Angela Wooden

Toongabbie Christian College

SUBURBAN ASTRONOMY

Painting

Acrylic paint on wood

My body of work was inspired by noticing the absence of visible stars in my environment and how this turns the gaze to the horizon, where street lights shine. This long stretch of continuous lights is represented in the length of my work. The details and placement of the lights are purposeful expressions of the reference photos I took.

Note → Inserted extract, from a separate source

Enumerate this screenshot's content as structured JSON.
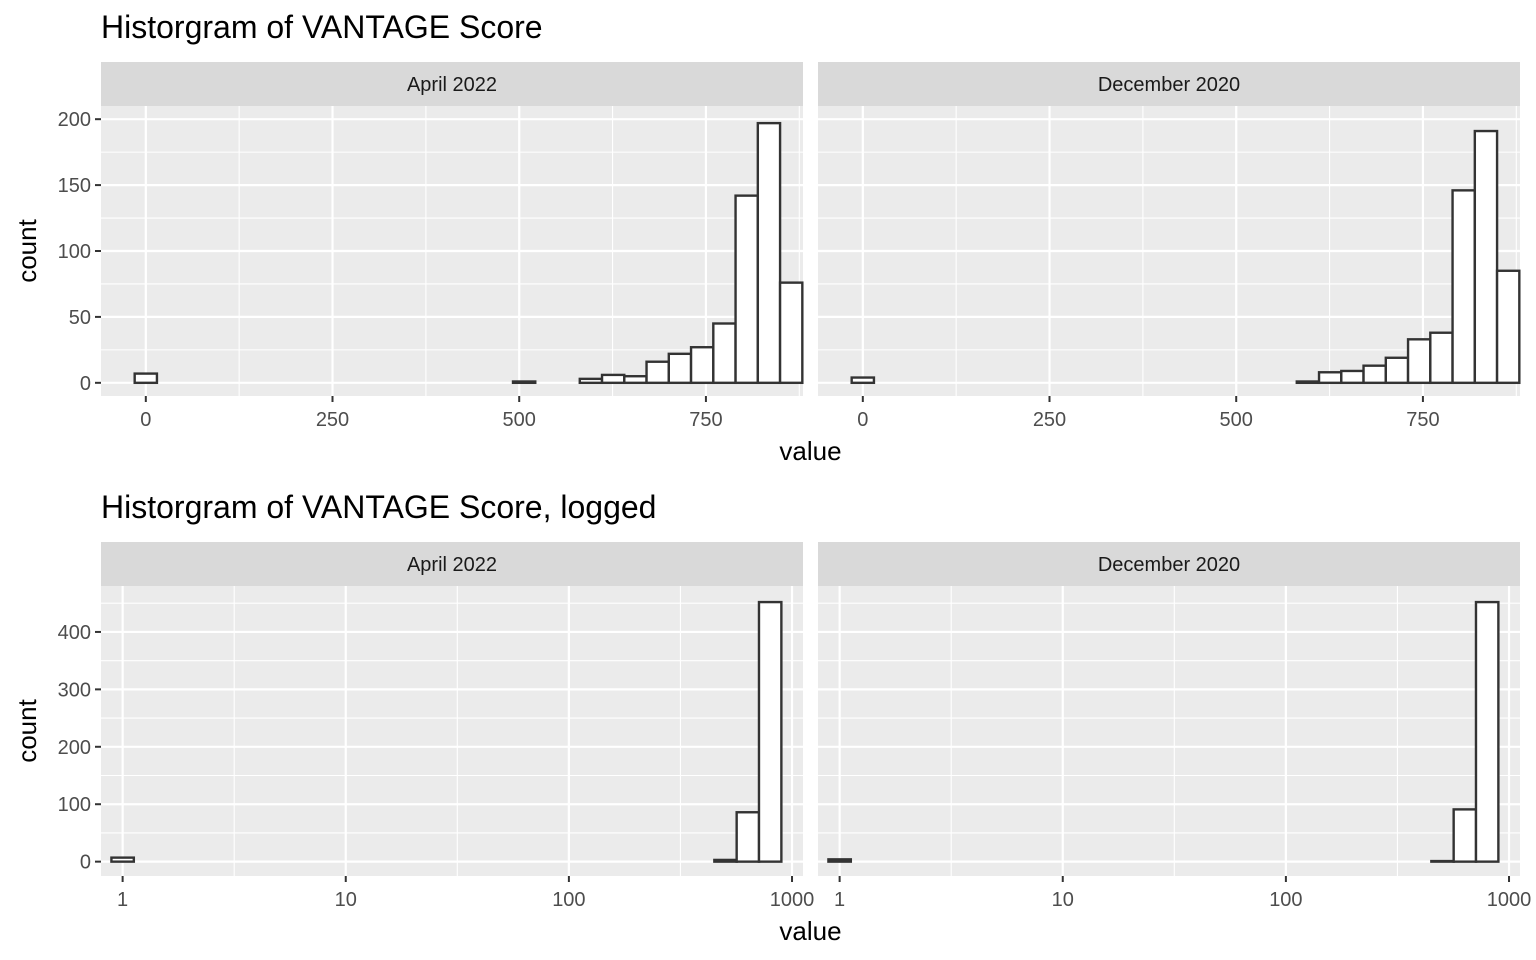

My artmaking practice has been influenced by the study and interpretation of the following artists: Fred Williams; Mark Rothko; Gustave Courbet, View of Ornans.



Marker's Commentary

Almost appearing as a long incision, Suburban Astronomy is comprised of six acrylic paintings, assembled in an extended narrow panel. A soft-edged velvet black background frames the vista of a suburban night scene, depicted through the representation of lights. Reflecting the distant scene visible from the student’s own window and painted from a high vantage point, the work provides a vast panorama of urban life below. The forms of suburbia have been painted with confidence and freedom while being honed to appear as small blobs of paint amidst a shroud of black. Splotches and daubs denote suburban building lights and streetlights that line roads and freeways. Different sized dabs of pure white are used as the nucleus of the light source. Some sit within narrow fields of colour, creating a light haze, others are applied directly on the saturated black background and have more clarity. In one section, orange streetlights illuminate parts of the street below while an aeroplane looms into view, seen frontally with lights flashing. Collectively this expansive nightscape melds abstraction and representation. In deploying abstract techniques, the emphasis shifts from being purely visual to that of the felt experience. This painting draws on moments of reflection and encounter. Within this nocturnal scene, with its dark rooms and blinking lights, the audience can dwell on the city stories and imagine how they represent us. By walking the line of this scroll painting, the audience traverses the space, viewing each section of the cityscape, bit by bit, partaking in a journey, linking the different component parts of the work together. Night evokes a sense of theatre and spectacle that emanates from the lights twinkling, emerging and diminishing into the dark. While being restrained through the diminutive height and an economy of medium and visual elements, the painting makes a grand and powerful statement. While it denotes one moment in time, the broader effect is one of clutching an immense expanse of time as it transcends boundaries of past and future. The painting has beauty in its minimalism.